In fact, fairly early in the game, on his flight to the US in July 2005, the mild-mannered Dr Singh lost his cool when a journalist asked for his response to the criticism that he was deviating from the ‘national consensus on foreign policy’ by seeking closer relations with the US. He retorted: ‘Can you imagine any prime minister consciously or unconsciously selling India? Nobody can sell India. India is not on sale. Nobody has to teach us lessons on patriotism.’
While he had to battle it out pretty much on his own when it came to defending the government’s engagement with the US, Dr Singh found wider support within his party on his initiatives with China and Pakistan. Everyone welcomed ‘normalization of relations’ with both neighbours and a resolution of the border problem. What very few recognized was that any success on those two fronts was linked to success on the Western front. Improved relations with the US were the key to better relations with China, Pakistan and much of the rest of the world. This simple fact, one that Subrahmanyam ingrained in Dr Singh, escaped most of Dr Singh’s critics.
While the key security and foreign policy challenge that Dr Singh had to deal with in the last months of his first term was the fallout from the Mumbai terror attack of November 2008, it was only fitting that the second major challenge was in a field that he was truly interested in—international economic diplomacy.
India’s entry into the newly created leaders’ summit of the G-20 was a tribute to Indian diplomacy in UPA-1. The G-20 was created to offer a portmanteau platform of major economies within which the US and the EU could deal with China.
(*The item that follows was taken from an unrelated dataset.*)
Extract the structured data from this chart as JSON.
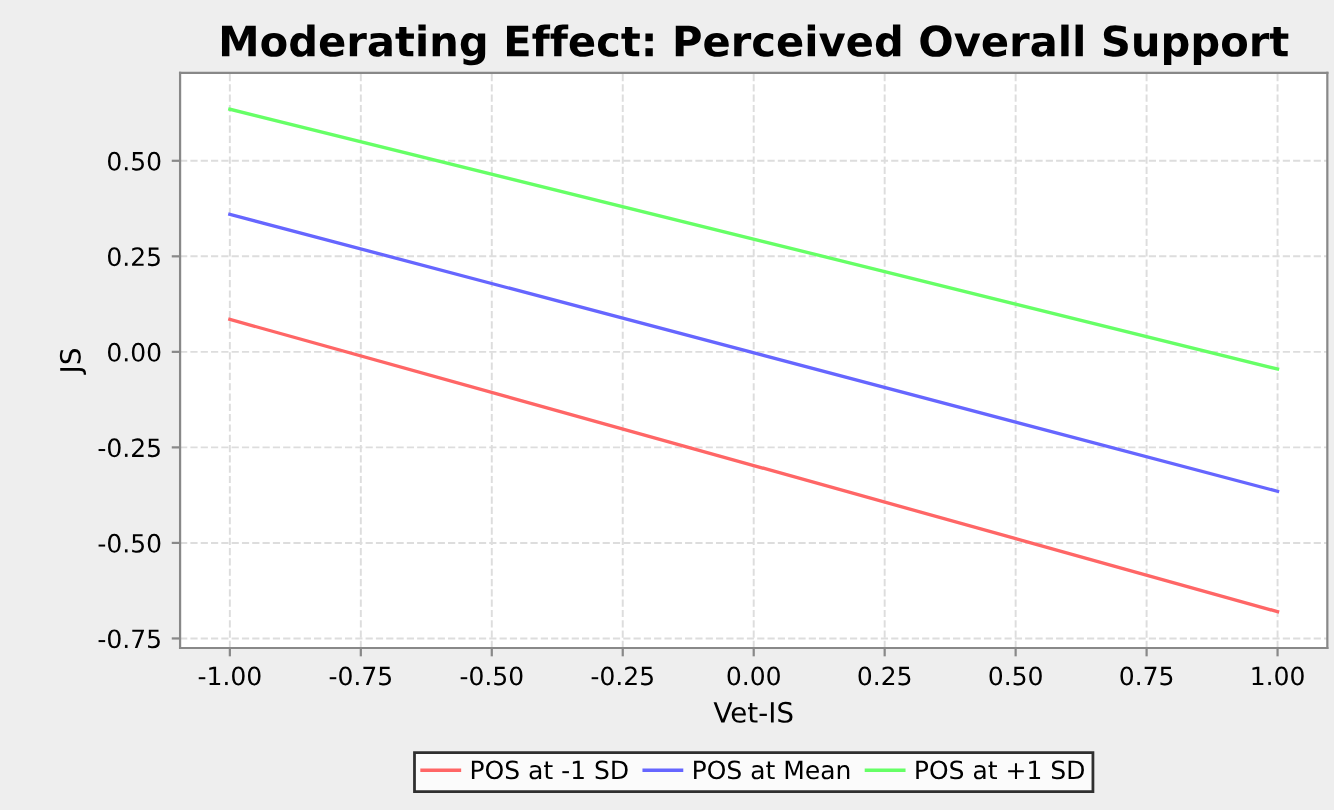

When the USSR disintegrated and Russia made peace with the West, the G-7 expanded to include Russia and became the G-8. Something similar could have happened in 2008 when the US and the EU discovered they would need Chinese cooperation to handle the fallout of the post-Lehmann ‘transatlantic’ financial crisis.
Indeed, Fred Bergsten, at the Peterson Institute for International Economics in Washington DC, even wrote an essay suggesting that the US and China come together into a ‘G-2’ and manage the global economic slowdown and crisis. President Nicholas Sarkozy of France was horrified. He flew down to Camp David to meet President Bush and suggested that the G-20 finance ministers group should meet at the heads of government / state level and discuss the global crisis.
Over the previous decade, from 2000 onwards, the G-8 would invite several ‘emerging economy’ leaders to their summit meetings for an ‘outreach’ meet. This group came to include Brazil, China, India, Mexico and South Africa. Sarkozy convinced Bush that instead of a G-8 plus 5 summit, it might be best to create a new platform under the G-20. Bush readily accepted the idea since it was appealing to him that the US could deal with China in a larger group that would include Mexico, India, Indonesia, Australia, Saudi Arabia and other economies.